The Diabetes Control and Complications Trial (DCCT) compared intensive insulin therapy (three or more injections per day or continuous pump infusion) with conventional therapy (one or two injections daily) in patients aged 13 to 39. During 6.5 years of follow-up, the trial showed that tight glycemic control with intensive therapy can reduce microvascular complications (see Journal Watch accession number 931005001 and N Engl J Med 1993; 329:977). Two new reports from the DCCT illustrate some of the problems associated with intensive therapy.
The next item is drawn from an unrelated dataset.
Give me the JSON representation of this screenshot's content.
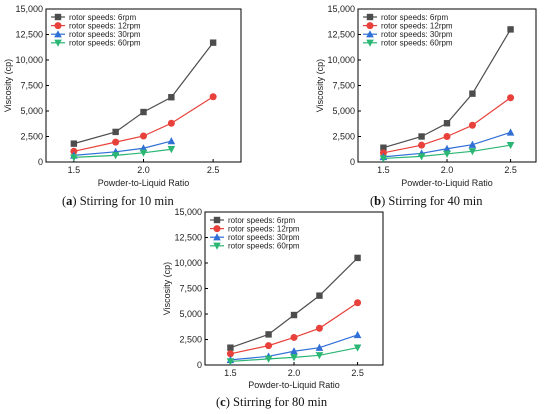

When compared with the conventional-therapy group, the intensive-therapy group had three times as many hypoglycemic episodes requiring the help of another person (61 vs. 19 per 100 patient-years), and three times as many episodes of hypoglycemia-induced coma or seizure (16 vs. 5 per 100 patient-years). Another adverse effect was weight gain: while only about 7 percent of subjects were overweight at baseline, intensively treated patients were more likely than conventionally treated patients to be overweight by the end of the trial (42 percent vs. 27 percent). The two groups had similar rates of death, accidents, and hospitalization. A second study examined the costs of physician and nurse labor, equipment, supplies, tests, and treatment of side effects in the DCCT. The annual cost of intensive insulin therapy was about $4000 per patient for multiple daily injections and $5800 per patient for continuous infusion by pump -- substantially higher than that for conventional therapy ($1700). Comment: Hypoglycemia, weight gain, and increased expense are unavoidable short-term tradeoffs of intensive insulin therapy. But those tradeoffs will be acceptable to most patients and policy makers if the reductions in end-organ complications endure with long-term follow-up.

— AS Brett

Published in Journal Watch General Medicine November 10, 1995

Citation(s):

DCCT Research Group. Resource utilization and costs of care in the Diabetes Control and Complications Trial. Diabetes Care 1995 Nov 18 1468-1478.

DCCT Research Group. Adverse events and their association with treatment regimens in the Diabetes Control and Complications Trial. Diabetes Care 1995 Nov 18 1415-1427.